2. Aus einem vollstreckbaren Tabellenauszug, durch den eine vorsätzlich begangene unerlaubte Handlung i.S.d. § 302 Nr. 1 InsO festgestellt worden ist, besteht nicht die Möglichkeit, gemäß § 850f Abs. 2 ZPO (oder auch § 850d Abs. 1 ZPO) qualifiziert in das Vermögen des Schuldners zu vollstrecken.
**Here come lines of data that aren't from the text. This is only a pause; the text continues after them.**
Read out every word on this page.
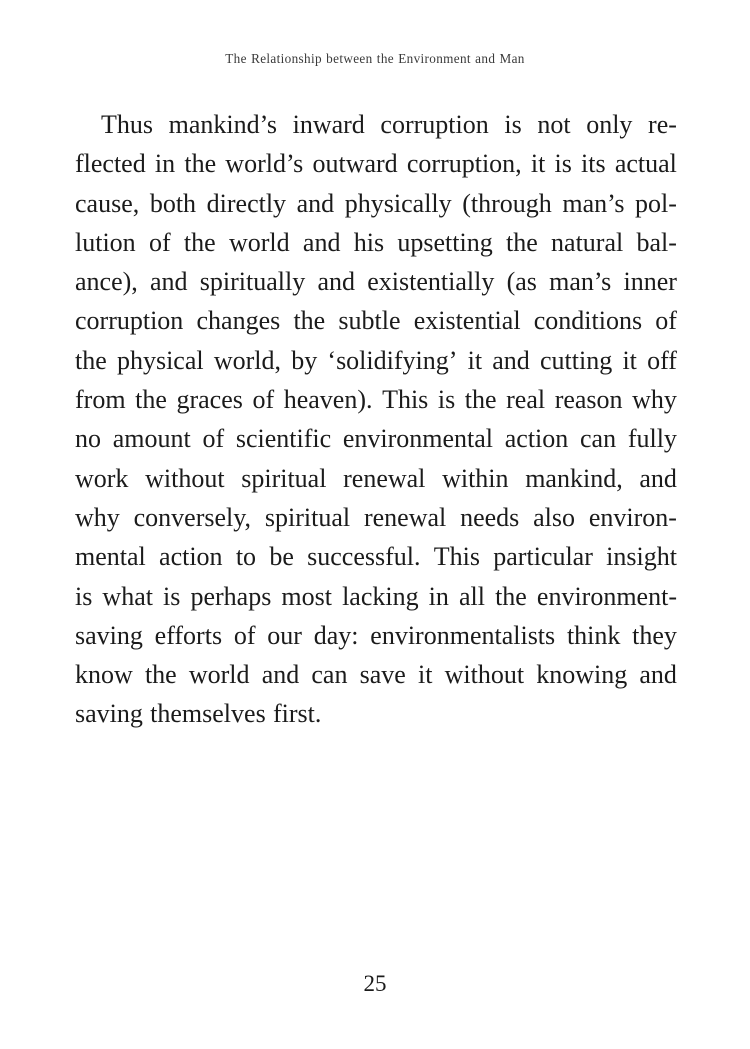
The Relationship between the Environment and Man
Thus mankind’s inward corruption is not only re-
flected in the world’s outward corruption, it is its actual
cause, both directly and physically (through man’s pol-
lution of the world and his upsetting the natural bal-
ance), and spiritually and existentially (as man’s inner
corruption changes the subtle existential conditions of
the physical world, by ‘solidifying’ it and cutting it off
from the graces of heaven). This is the real reason why
no amount of scientific environmental action can fully
work without spiritual renewal within mankind, and
why conversely, spiritual renewal needs also environ-
mental action to be successful. This particular insight
is what is perhaps most lacking in all the environment-
saving efforts of our day: environmentalists think they
know the world and can save it without knowing and
saving themselves first.
25
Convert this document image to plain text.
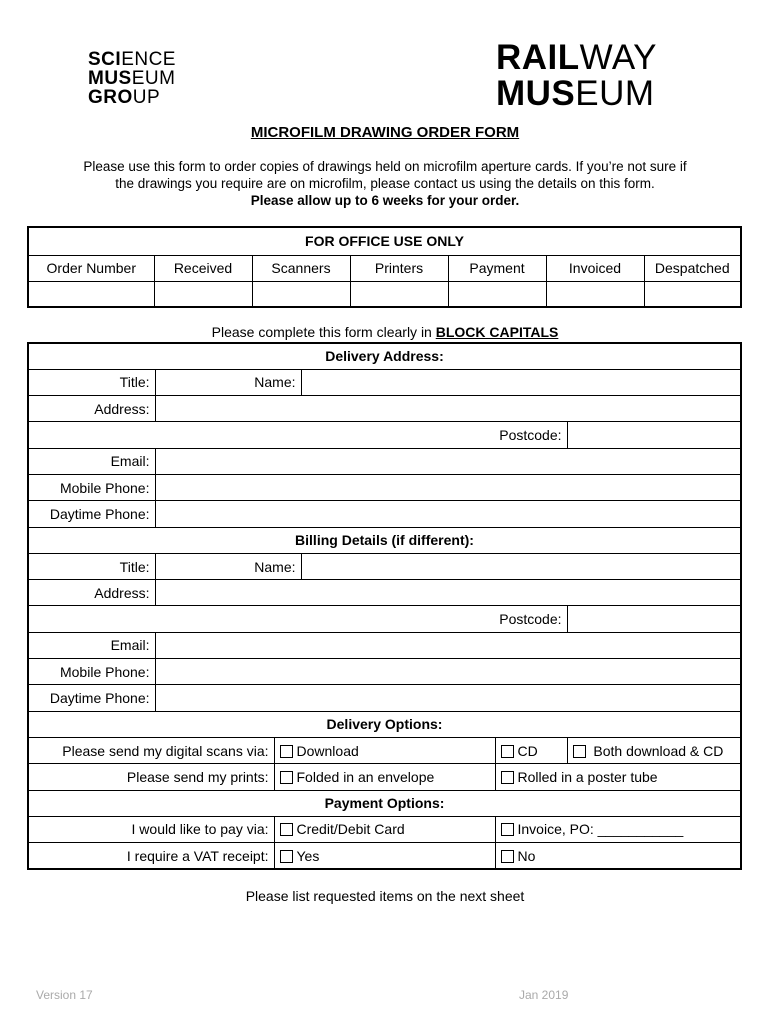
SCIENCE
MUSEUM
GROUP
RAILWAY
MUSEUM
MICROFILM DRAWING ORDER FORM
Please use this form to order copies of drawings held on microfilm aperture cards. If you’re not sure if
the drawings you require are on microfilm, please contact us using the details on this form.
Please allow up to 6 weeks for your order.
FOR OFFICE USE ONLY						
Order Number	Received	Scanners	Printers	Payment	Invoiced	Despatched

Please complete this form clearly in BLOCK CAPITALS
Delivery Address:					
Title:	Name:				
Address:					
Postcode:					
Email:					
Mobile Phone:					
Daytime Phone:					
Billing Details (if different):					
Title:	Name:				
Address:					
Postcode:					
Email:					
Mobile Phone:					
Daytime Phone:					
Delivery Options:					
Please send my digital scans via:		Download		CD	Both download & CD
Please send my prints:		Folded in an envelope		Rolled in a poster tube	
Payment Options:					
I would like to pay via:		Credit/Debit Card		Invoice, PO: ___________	
I require a VAT receipt:		Yes		No	
Please list requested items on the next sheet
Version 17	Jan 2019
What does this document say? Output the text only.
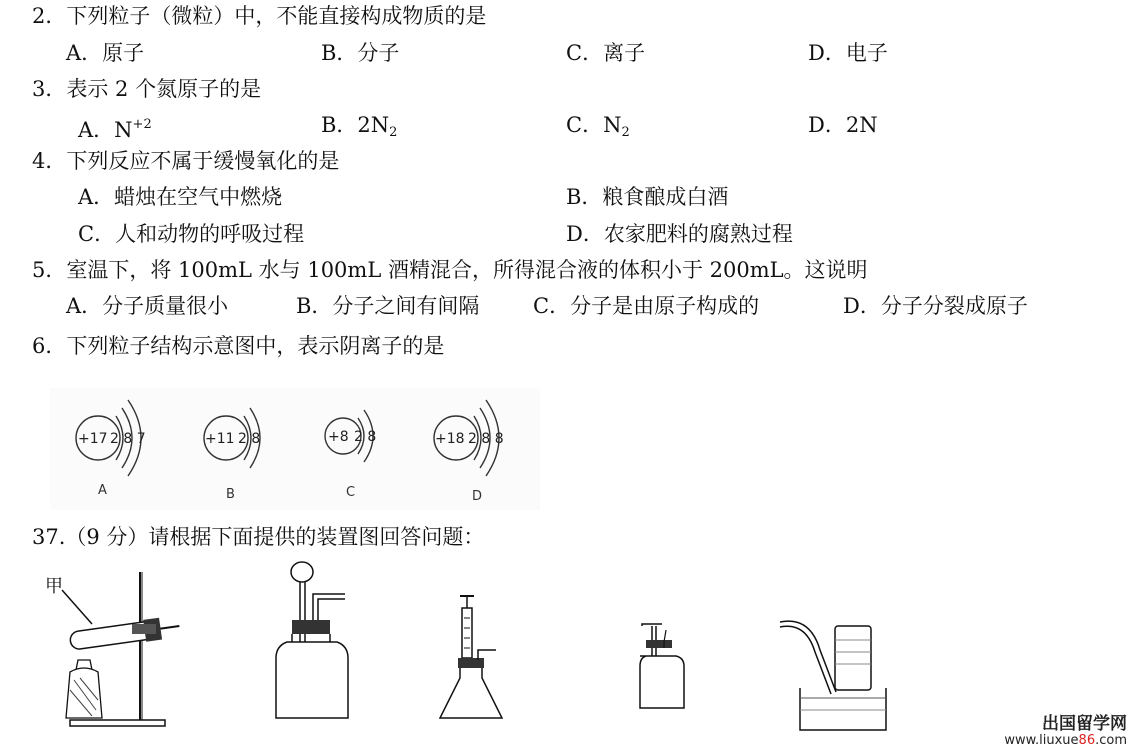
2．下列粒子（微粒）中，不能直接构成物质的是
A．原子	B．分子	C．离子	D．电子
3．表示 2 个氮原子的是
A．$N^{+2}$	B．$2N_2$	C．$N_2$	D．2N
4．下列反应不属于缓慢氧化的是
A．蜡烛在空气中燃烧	B．粮食酿成白酒
C．人和动物的呼吸过程	D．农家肥料的腐熟过程
5．室温下，将 100mL 水与 100mL 酒精混合，所得混合液的体积小于 200mL。这说明
A．分子质量很小	B．分子之间有间隔	C．分子是由原子构成的	D．分子分裂成原子
6．下列粒子结构示意图中，表示阴离子的是
+17 2 8 7
A
+11 2 8
B
+8 2 8
C
+18 2 8 8
D
37.（9 分）请根据下面提供的装置图回答问题：
甲
出国留学网
www.liuxue86.com
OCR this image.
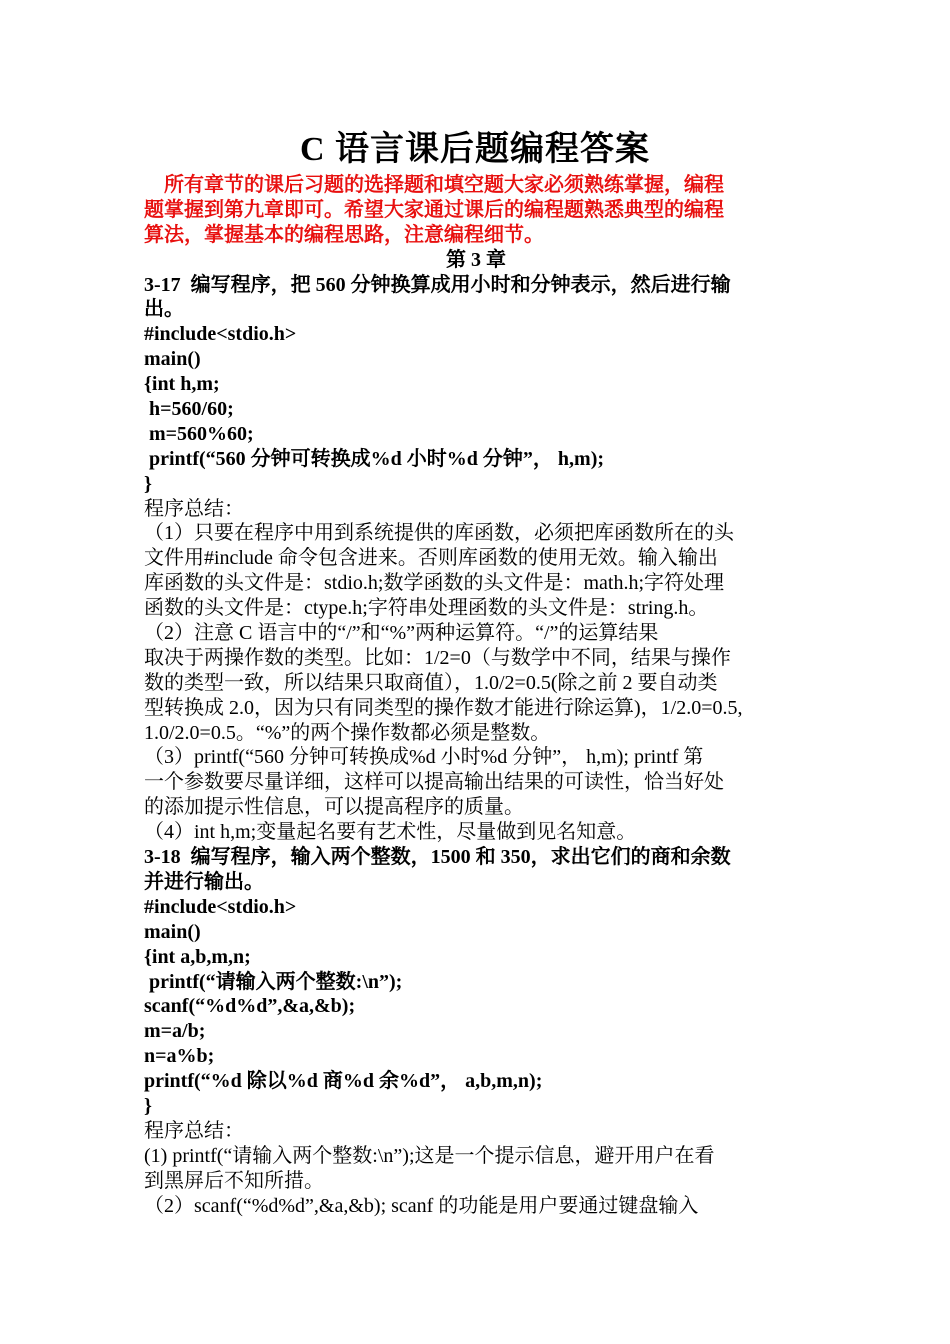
C 语言课后题编程答案
所有章节的课后习题的选择题和填空题大家必须熟练掌握，编程
题掌握到第九章即可。希望大家通过课后的编程题熟悉典型的编程
算法，掌握基本的编程思路，注意编程细节。
第 3 章
3-17  编写程序，把 560 分钟换算成用小时和分钟表示，然后进行输
出。
#include<stdio.h>
main()
{int h,m;
h=560/60;
m=560%60;
printf(“560 分钟可转换成%d 小时%d 分钟”， h,m);
}
程序总结：
（1）只要在程序中用到系统提供的库函数，必须把库函数所在的头
文件用#include 命令包含进来。否则库函数的使用无效。输入输出
库函数的头文件是：stdio.h;数学函数的头文件是：math.h;字符处理
函数的头文件是：ctype.h;字符串处理函数的头文件是：string.h。
（2）注意 C 语言中的“/”和“%”两种运算符。“/”的运算结果
取决于两操作数的类型。比如：1/2=0（与数学中不同，结果与操作
数的类型一致，所以结果只取商值），1.0/2=0.5(除之前 2 要自动类
型转换成 2.0，因为只有同类型的操作数才能进行除运算)，1/2.0=0.5,
1.0/2.0=0.5。“%”的两个操作数都必须是整数。
（3）printf(“560 分钟可转换成%d 小时%d 分钟”， h,m); printf 第
一个参数要尽量详细，这样可以提高输出结果的可读性，恰当好处
的添加提示性信息，可以提高程序的质量。
（4）int h,m;变量起名要有艺术性，尽量做到见名知意。
3-18  编写程序，输入两个整数，1500 和 350，求出它们的商和余数
并进行输出。
#include<stdio.h>
main()
{int a,b,m,n;
printf(“请输入两个整数:\n”);
scanf(“%d%d”,&a,&b);
m=a/b;
n=a%b;
printf(“%d 除以%d 商%d 余%d”， a,b,m,n);
}
程序总结：
(1) printf(“请输入两个整数:\n”);这是一个提示信息，避开用户在看
到黑屏后不知所措。
（2）scanf(“%d%d”,&a,&b); scanf 的功能是用户要通过键盘输入
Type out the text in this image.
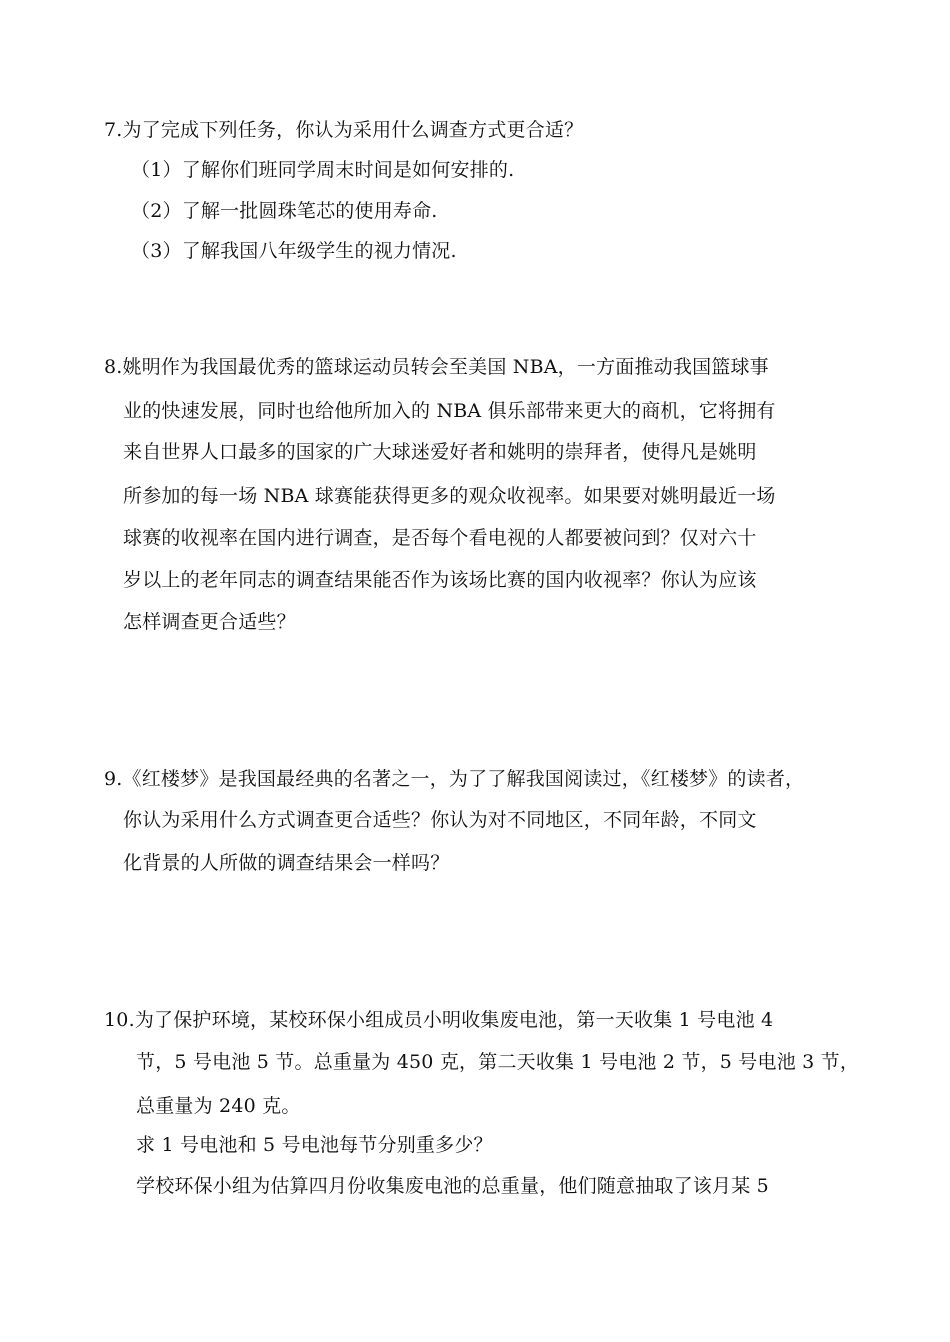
7.为了完成下列任务，你认为采用什么调查方式更合适？
（1）了解你们班同学周末时间是如何安排的.
（2）了解一批圆珠笔芯的使用寿命.
（3）了解我国八年级学生的视力情况.
8.姚明作为我国最优秀的篮球运动员转会至美国 NBA，一方面推动我国篮球事
业的快速发展，同时也给他所加入的 NBA 俱乐部带来更大的商机，它将拥有
来自世界人口最多的国家的广大球迷爱好者和姚明的崇拜者，使得凡是姚明
所参加的每一场 NBA 球赛能获得更多的观众收视率。如果要对姚明最近一场
球赛的收视率在国内进行调查，是否每个看电视的人都要被问到？仅对六十
岁以上的老年同志的调查结果能否作为该场比赛的国内收视率？你认为应该
怎样调查更合适些？
9.《红楼梦》是我国最经典的名著之一，为了了解我国阅读过，《红楼梦》的读者，
你认为采用什么方式调查更合适些？你认为对不同地区，不同年龄，不同文
化背景的人所做的调查结果会一样吗？
10.为了保护环境，某校环保小组成员小明收集废电池，第一天收集 1 号电池 4
节，5 号电池 5 节。总重量为 450 克，第二天收集 1 号电池 2 节，5 号电池 3 节，
总重量为 240 克。
求 1 号电池和 5 号电池每节分别重多少？
学校环保小组为估算四月份收集废电池的总重量，他们随意抽取了该月某 5
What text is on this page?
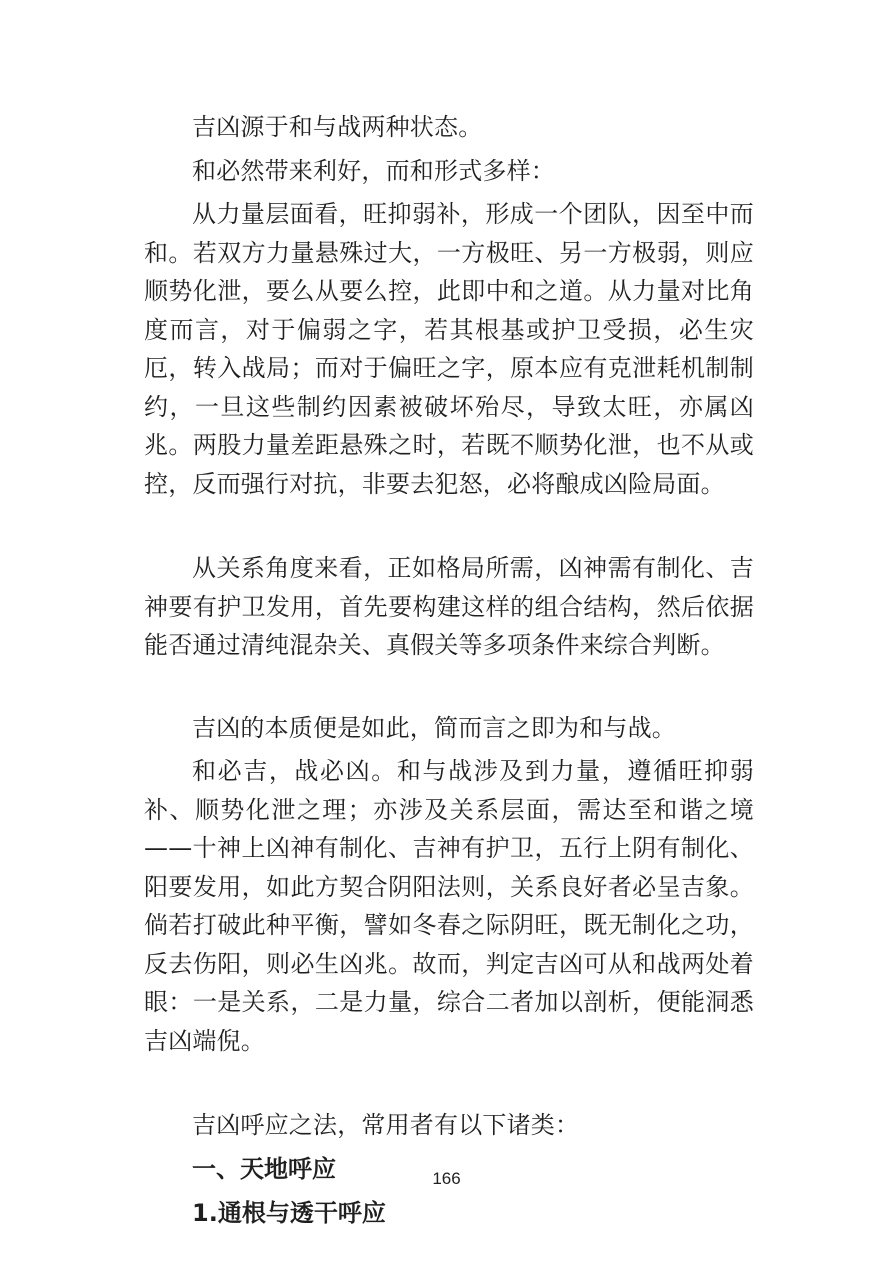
吉凶源于和与战两种状态。

和必然带来利好，而和形式多样：

从力量层面看，旺抑弱补，形成一个团队，因至中而和。若双方力量悬殊过大，一方极旺、另一方极弱，则应顺势化泄，要么从要么控，此即中和之道。从力量对比角度而言，对于偏弱之字，若其根基或护卫受损，必生灾厄，转入战局；而对于偏旺之字，原本应有克泄耗机制制约，一旦这些制约因素被破坏殆尽，导致太旺，亦属凶兆。两股力量差距悬殊之时，若既不顺势化泄，也不从或控，反而强行对抗，非要去犯怒，必将酿成凶险局面。

从关系角度来看，正如格局所需，凶神需有制化、吉神要有护卫发用，首先要构建这样的组合结构，然后依据能否通过清纯混杂关、真假关等多项条件来综合判断。

吉凶的本质便是如此，简而言之即为和与战。

和必吉，战必凶。和与战涉及到力量，遵循旺抑弱补、顺势化泄之理；亦涉及关系层面，需达至和谐之境——十神上凶神有制化、吉神有护卫，五行上阴有制化、阳要发用，如此方契合阴阳法则，关系良好者必呈吉象。倘若打破此种平衡，譬如冬春之际阴旺，既无制化之功，反去伤阳，则必生凶兆。故而，判定吉凶可从和战两处着眼：一是关系，二是力量，综合二者加以剖析，便能洞悉吉凶端倪。

吉凶呼应之法，常用者有以下诸类：

一、天地呼应

1.通根与透干呼应

166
3. Insoweit bedarf es eines Titels, der eine Berechtigung zu einem erweiterten Vollstreckungszugriff für das Vollstreckungsgericht erkennen lässt. Diese Berechtigung ist ausschließlich durch das Prozessgericht zu beurteilen; die ihm obliegende Prüfung kann durch eine bloße Behauptung des Gläubigers nicht ersetzt werden.

Tenor

I. Die Erinnerung wird zurückgewiesen.

II. Gerichtskosten werden nicht erhoben, eine Erstattung außergerichtlicher Kosten findet nicht statt.

Gründe

I.

Das Amtsgericht Köln hat am 09.05.2016 auf Grundlage mehrerer Gläubigeranträge das Insolvenzverfahren über das Vermögen der Schuldnerin eröffnet. Die Schuldnerin ist gemäß § 14 Abs. 2 InsO zu den Gläubigeranträgen angehört und jeweils auf die Möglichkeit hingewiesen worden, einen Eigenantrag verbunden mit einem Antrag auf Restschuldbefreiung stellen zu können (Verfügungen vom 20.11.2015 und 08.01.2016, Blatt 20 und 42 d.A.). Von dieser Möglichkeit hat die Schuldnerin in der Folgezeit keinen Gebrauch gemacht.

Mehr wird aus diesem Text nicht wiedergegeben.